In any case most of the objective studies that have been done, show no discernible differences between the wellbeing of children raised by LGBTIQ parents and those who are raised by heterosexual couples.
Even the few difficulties that are faced by LGBTIQ households emanate from a culture and social structure that is intolerant to them. With the right support and a positive attitude, there is no reason why gay parents cannot raise perfectly healthy children.
Homes for Difficult-to-Place Children
Because heterosexual couples have always been given options, they tend to be selective when it comes to adoption. They will not focus on those children who are the neediest but unfortunately have conditions and situations which make it difficult for them to be adopted.
There was a rather sad story of Elton John being prevented from adopting an HIV positive child, simply because Elton was gay. Then you contrast with the ease with which Madonna is able to adopt children from an African country.
The discrimination against LGBTIQ adoptive parents continued unabated. There are some religious-affiliated adopted agencies that would rather close down than countenance the possibility of an inclusive adoption policy.
They fight tooth and nail in order to establish get-out clauses which allow them to exclude LGBTIQ parents.

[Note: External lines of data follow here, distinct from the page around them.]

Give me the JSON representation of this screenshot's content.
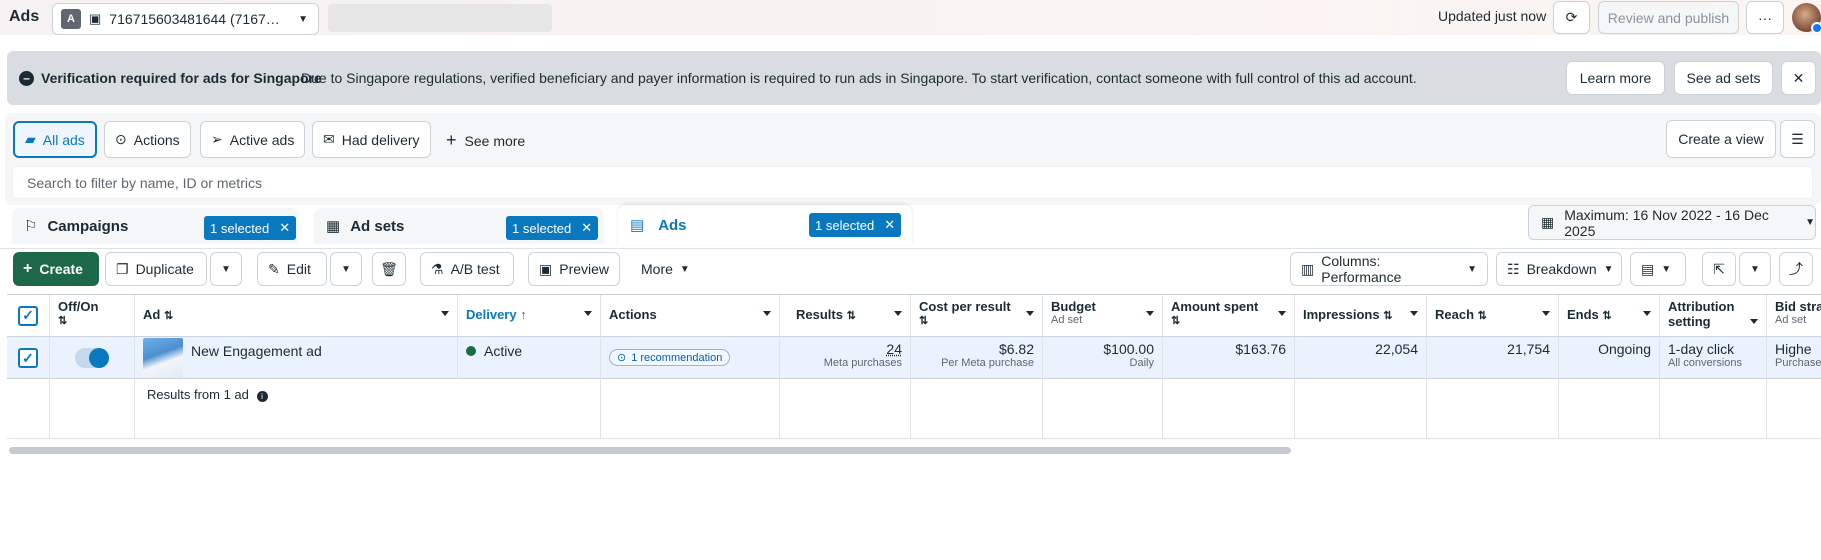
{
  "header": {
    "app_title": "Ads",
    "account_badge": "A",
    "account_id": "716715603481644 (7167…",
    "updated_text": "Updated just now",
    "review_publish_label": "Review and publish",
    "more_label": "···"
  },
  "banner": {
    "title": "Verification required for ads for Singapore",
    "message": "Due to Singapore regulations, verified beneficiary and payer information is required to run ads in Singapore. To start verification, contact someone with full control of this ad account.",
    "learn_more": "Learn more",
    "see_ad_sets": "See ad sets",
    "close_glyph": "✕"
  },
  "filters": {
    "chips": [
      "All ads",
      "Actions",
      "Active ads",
      "Had delivery"
    ],
    "see_more": "See more",
    "create_view": "Create a view",
    "search_placeholder": "Search to filter by name, ID or metrics"
  },
  "tabs": {
    "campaigns": "Campaigns",
    "ad_sets": "Ad sets",
    "ads": "Ads",
    "selected_label": "1 selected"
  },
  "date_range": "Maximum: 16 Nov 2022 - 16 Dec 2025",
  "toolbar": {
    "create": "Create",
    "duplicate": "Duplicate",
    "edit": "Edit",
    "ab_test": "A/B test",
    "preview": "Preview",
    "more": "More",
    "columns": "Columns: Performance",
    "breakdown": "Breakdown"
  },
  "table": {
    "headers": {
      "off_on": "Off/On",
      "ad": "Ad",
      "delivery": "Delivery",
      "actions": "Actions",
      "results": "Results",
      "cost_per_result": "Cost per result",
      "budget": "Budget",
      "budget_sub": "Ad set",
      "amount_spent": "Amount spent",
      "impressions": "Impressions",
      "reach": "Reach",
      "ends": "Ends",
      "attribution": "Attribution setting",
      "bid_strategy": "Bid stra",
      "bid_sub": "Ad set"
    },
    "row": {
      "ad_name": "New Engagement ad",
      "delivery": "Active",
      "recommendation": "1 recommendation",
      "results": "24",
      "results_sub": "Meta purchases",
      "cost_per_result": "$6.82",
      "cost_sub": "Per Meta purchase",
      "budget": "$100.00",
      "budget_sub": "Daily",
      "amount_spent": "$163.76",
      "impressions": "22,054",
      "reach": "21,754",
      "ends": "Ongoing",
      "attribution": "1-day click",
      "attribution_sub": "All conversions",
      "bid": "Highe",
      "bid_sub": "Purchase"
    },
    "results_from": "Results from 1 ad"
  },
  "colors": {
    "accent": "#0a78be",
    "create_green": "#1d6848",
    "active_dot": "#1d6848",
    "banner_bg": "#d9dde1"
  }
}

Although stringent child protection measures are imperative for a fully functioning adoption policy; that does not give carte blanche for the systematic abuse of certain categories of parents.
Gay Parents, What Good Parenting Means
By any measure, LGBTIQ people are more than capable of being parents. Some of them have children from pre-existing opposite sex relationships. Others choose to adopt.
The demeaning argument that it is just a case of them seeking the easy way out is a nonsense. Adopting a child is way more stressful than any naturally occurring parent-child relationship, at least at the outset.
The adoption agencies have lots of bureaucratic steps that will ensure the exclusion of all but those who are extremely committed to the task ahead.
It is therefore unreasonable to assume that someone who has gone through so much in order to have a child would trivialize that particular responsibility.
What the adoption agencies should be doing is to identify supportive services that are targeted towards LGBTIQ parents. This means that they are able to provide safe homes for children that would otherwise struggle to find good parents.
It also means that the gay parents are not so over-taxed by the experience that they end up either giving up on the adoption altogether or alternatively being less effective than they would have been had they had the proper support from the authorities.
It is time that the stereotype of gay parents converting straight children into gay children.
It is but one of the very many damaging urban myths that our community has had to contend with over the years.